Risk-Adjusted Performance

5 of 100

 
Weak
 
Strong
Modest
Compared to the overall equity markets, risk-adjusted returns on investments in Information Services Group are ranked lower than 5 (%) of all global equities and portfolios over the last 90 days. Despite fairly weak forward indicators, Information Services may actually be approaching a critical reversion point that can send shares even higher in January 2025.

Science Applications and Information Services Volatility Contrast

   Predicted Return Density   
       Returns  

Pair Trading with Science Applications and Information Services

The main advantage of trading using opposite Science Applications and Information Services positions is that it hedges away some unsystematic risk. Because of two separate transactions, even if Science Applications position performs unexpectedly, Information Services can make up some of the losses. Pair trading also minimizes risk from directional movements in the market.

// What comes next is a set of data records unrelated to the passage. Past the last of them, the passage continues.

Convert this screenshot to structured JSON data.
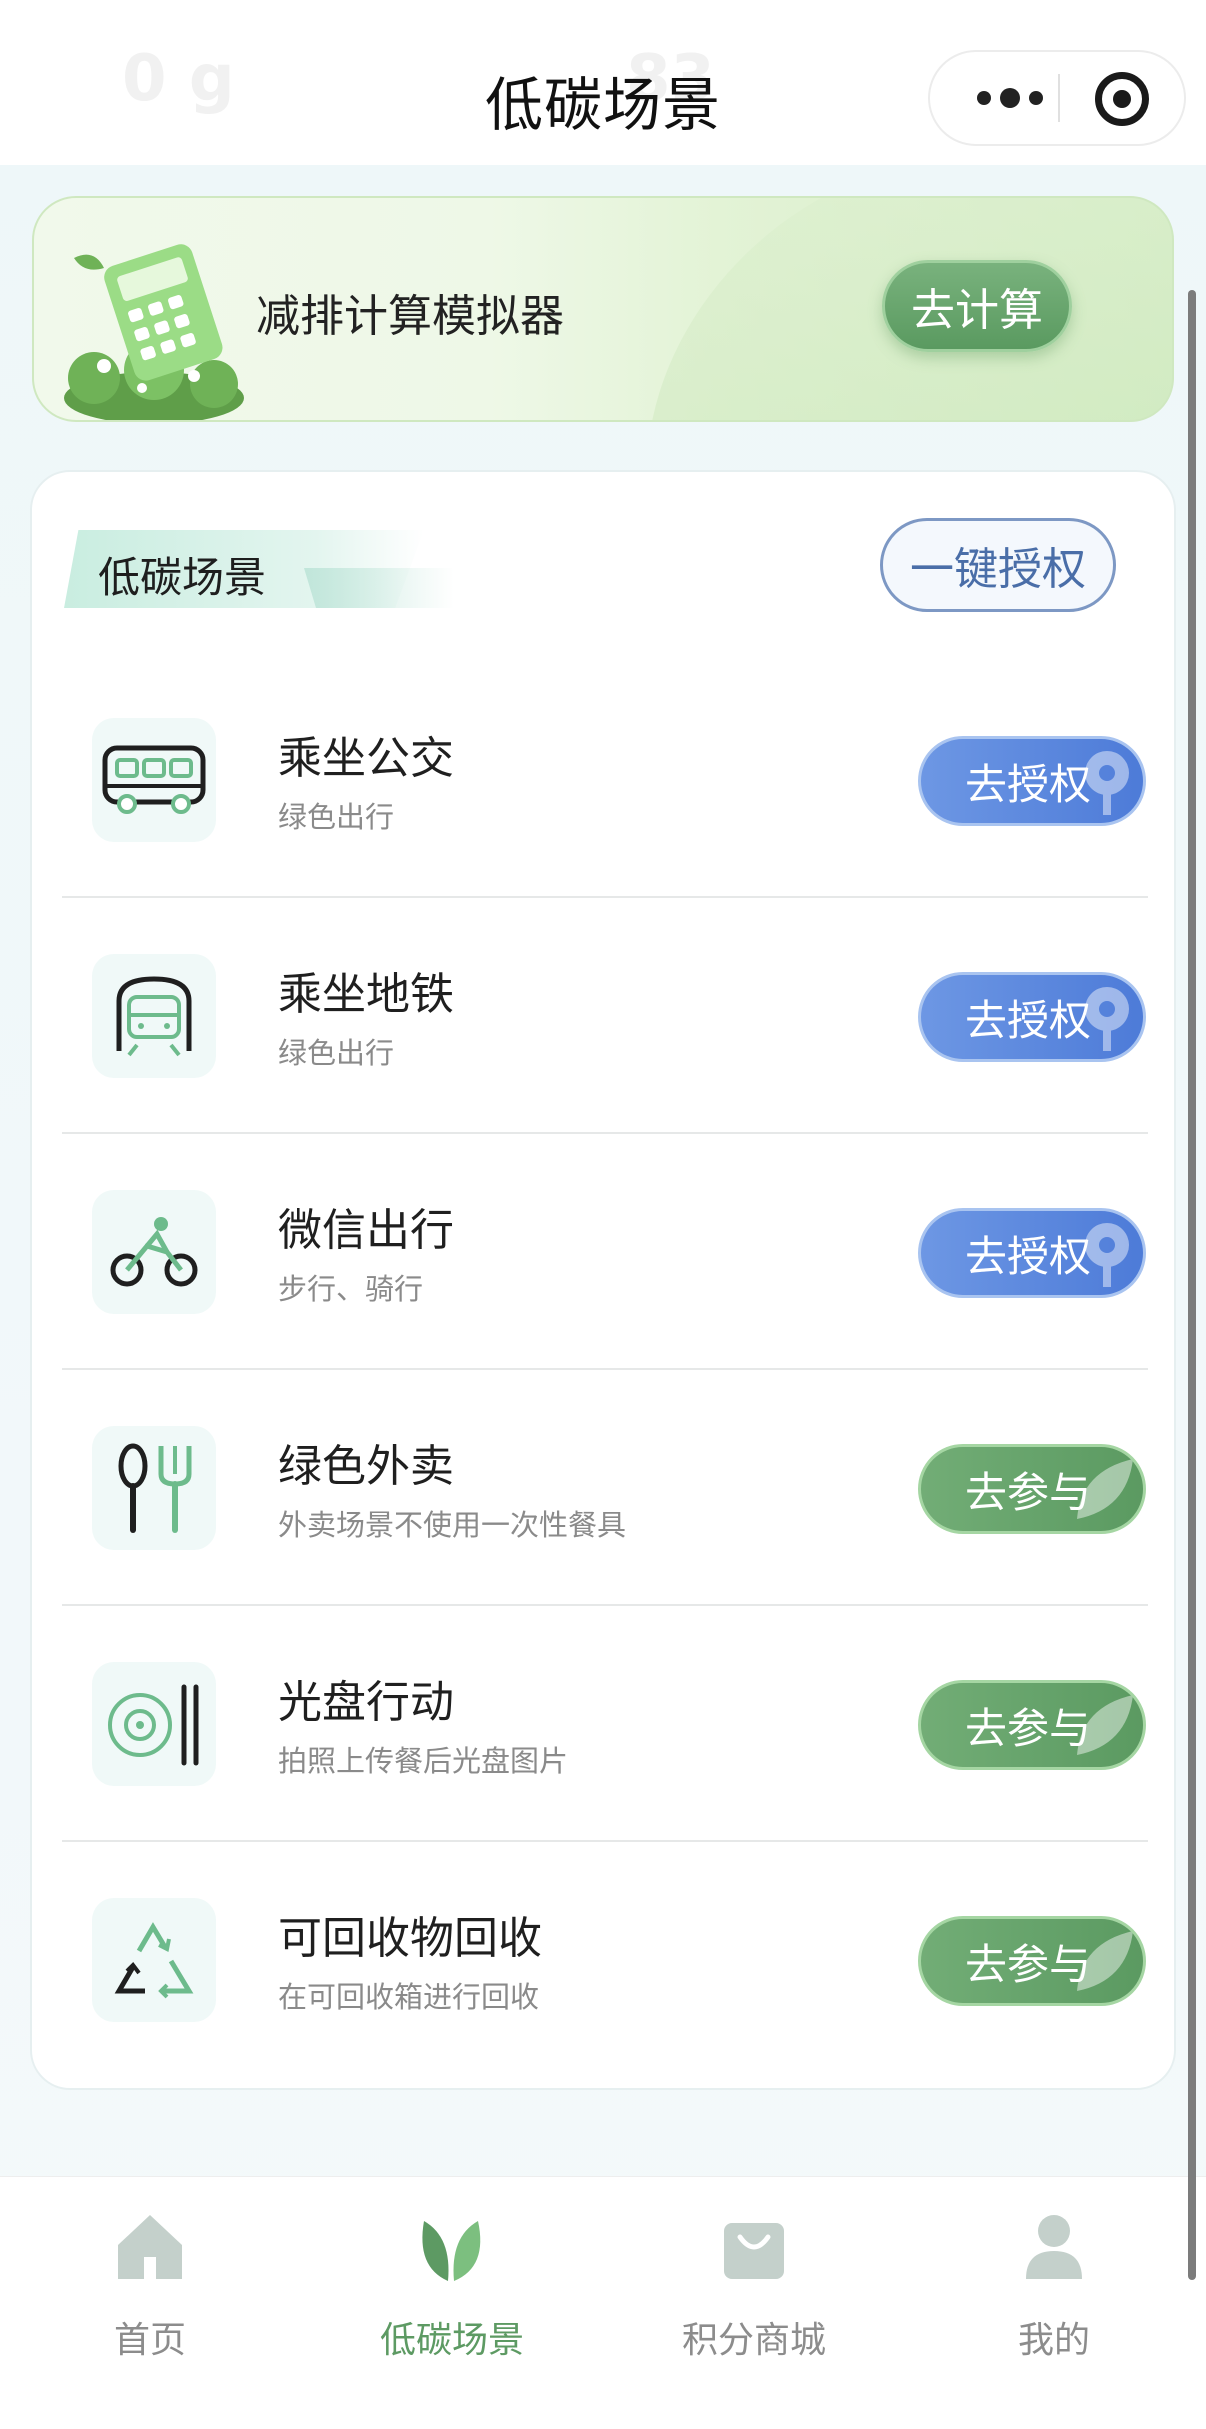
{
  "navbar": {
    "title": "低碳场景",
    "ghost_left": "0 g",
    "ghost_right": "83",
    "more_icon": "more-dots-icon",
    "target_icon": "target-icon"
  },
  "banner": {
    "text": "减排计算模拟器",
    "button": "去计算",
    "illustration": "calculator-plants"
  },
  "section": {
    "title": "低碳场景",
    "auth_all": "一键授权"
  },
  "scenes": [
    {
      "title": "乘坐公交",
      "subtitle": "绿色出行",
      "action": "去授权",
      "icon": "bus-icon",
      "type": "auth"
    },
    {
      "title": "乘坐地铁",
      "subtitle": "绿色出行",
      "action": "去授权",
      "icon": "metro-icon",
      "type": "auth"
    },
    {
      "title": "微信出行",
      "subtitle": "步行、骑行",
      "action": "去授权",
      "icon": "bicycle-icon",
      "type": "auth"
    },
    {
      "title": "绿色外卖",
      "subtitle": "外卖场景不使用一次性餐具",
      "action": "去参与",
      "icon": "spoon-fork-icon",
      "type": "join"
    },
    {
      "title": "光盘行动",
      "subtitle": "拍照上传餐后光盘图片",
      "action": "去参与",
      "icon": "plate-chopsticks-icon",
      "type": "join"
    },
    {
      "title": "可回收物回收",
      "subtitle": "在可回收箱进行回收",
      "action": "去参与",
      "icon": "recycle-icon",
      "type": "join"
    }
  ],
  "tabs": [
    {
      "label": "首页",
      "icon": "home-icon",
      "active": false
    },
    {
      "label": "低碳场景",
      "icon": "leaf-icon",
      "active": true
    },
    {
      "label": "积分商城",
      "icon": "shopping-bag-icon",
      "active": false
    },
    {
      "label": "我的",
      "icon": "user-icon",
      "active": false
    }
  ],
  "colors": {
    "accent_green": "#5d9a63",
    "auth_blue": "#5a85dc",
    "background": "#f1f8f9"
  }
}
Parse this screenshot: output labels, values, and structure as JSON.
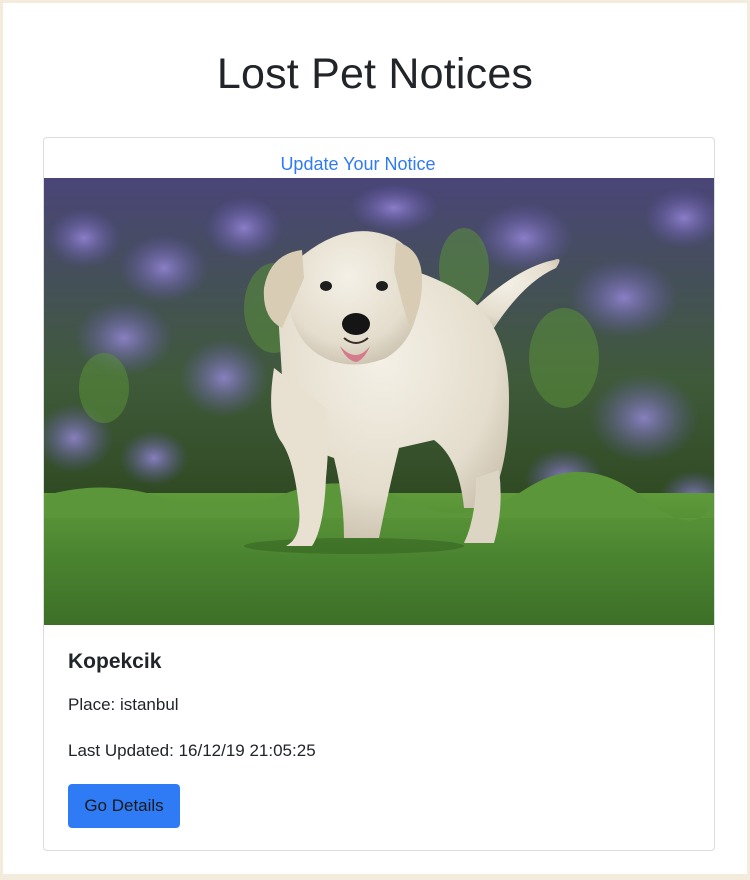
{
  "header": {
    "title": "Lost Pet Notices"
  },
  "notice_card": {
    "update_link_label": "Update Your Notice",
    "photo_alt": "Puppy on grass with flowers",
    "pet_name": "Kopekcik",
    "place_text": "Place: istanbul",
    "last_updated_text": "Last Updated: 16/12/19 21:05:25",
    "details_button_label": "Go Details"
  },
  "colors": {
    "accent": "#2f7bf5",
    "text": "#212529",
    "card_border": "#dcdcdc",
    "page_border": "#f3ecdc"
  }
}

For example, if an entire industry or sector drops because of unexpected headlines, the short position in Information Services will offset losses from the drop in Information Services' long position.
The idea behind Science Applications International and Information Services Group pairs trading is to make the combined position market-neutral, meaning the overall market's direction will not affect its win or loss (or potential downside or upside). This can be achieved by designing a pairs trade with two highly correlated stocks or equities that operate in a similar space or sector, making it possible to obtain profits through simple and relatively low-risk investment.
Check out your portfolio center.
Note that this page's information should be used as a complementary analysis to find the right mix of equity instruments to add to your existing portfolios or create a brand new portfolio. You can also try the USA ETFs module to find actively traded Exchange Traded Funds (ETF) in USA.